Pure Love is a Japanese dating sim where you date a member of a popular idol group, all of whom look the same.
The story is that you are Lucy, a foreign exchange student who is trying to learn Japanese. You are working at a fast food restaurant, when the manager of a talent agency appears. The first thing he says is, “I will have a take out. I will take you out.” After this eloquent turn of phrase, you find yourself in his car, on the way to a modeling audition.
Before all that happens, though, the manager gives you a tutorial on how to play the game.
Wait, what? Instead of putting “game” on one line, the text box split it up into “gam” and “e”? That’s weird. I hope they don’t do that ever again.
Nope! It turns out the text box in this game is broken.
This game is more or less unplayable, due to the awful text box. Half of the time, words get split into pieces. To make matters worse, the text box has a three-line limit. If a character says something more than three lines long, it gets split up into a second text box. Why? The text box clearly has room for more than three lines!
My final score for this game is a 1 out of 10, since it’s a text-based game with text that is extremely difficult to read. I couldn’t get past the prologue before deleting the game in disgust.
I don’t want this review to be devoid of content, so I will guess what the game’s storylines are.
Aida is a jerk who is mean to you all the time, until your love transforms him and makes him into a nicer person. At least, that’s what the game says. In reality, you just become a battered woman who is so used to his constant abuse that you don’t notice it any more.
Kanetani is “angelic and forceful”, which means he is good-looking, but he constantly puts you in awkward situations in an attempt to seduce you. If this were real life, you would sue him for sexual harassment.
Fujita is the “cool” guy, which means he doesn’t talk a lot. Dating sims believe that a lack of communication is a desirable trait in a romantic partner.
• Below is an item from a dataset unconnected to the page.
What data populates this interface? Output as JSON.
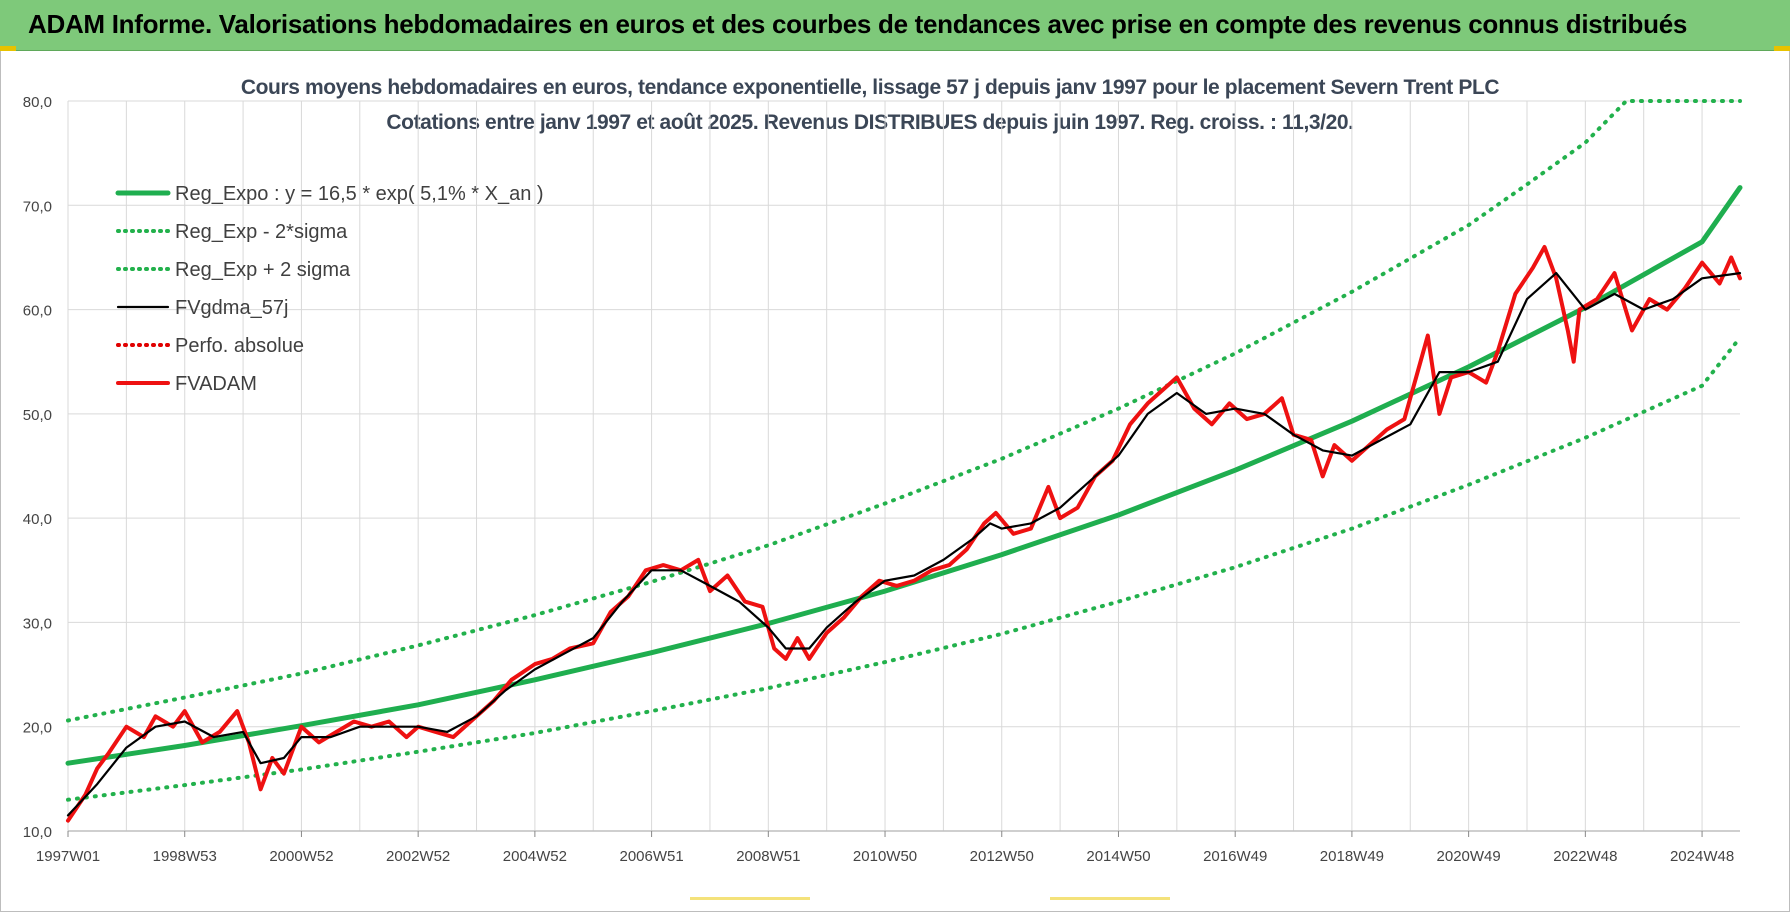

Other Fujita is the “best friend”, which means that he is desperately trying to claw his way out of the friend zone, even though you’ve told him a million times you’re not interested. The “bad ending” to his storyline is tragic.
Sorano is “sudden growth”, which means that he becomes taller over the course of the game. He’s also described as “spoiled”, which means 90% of his storyline is the same as Aida’s, but the publishers hope players don’t notice.
I dunno…based solely on the screenshots, it looks like breaking the text like that would only make the game very inconvenient to play, not altogether unplayable. It’d be like a voice-acted game with a narrator who had rampant hiccups.
To be sure, there are people who have played the game without much issue. I am not one of them.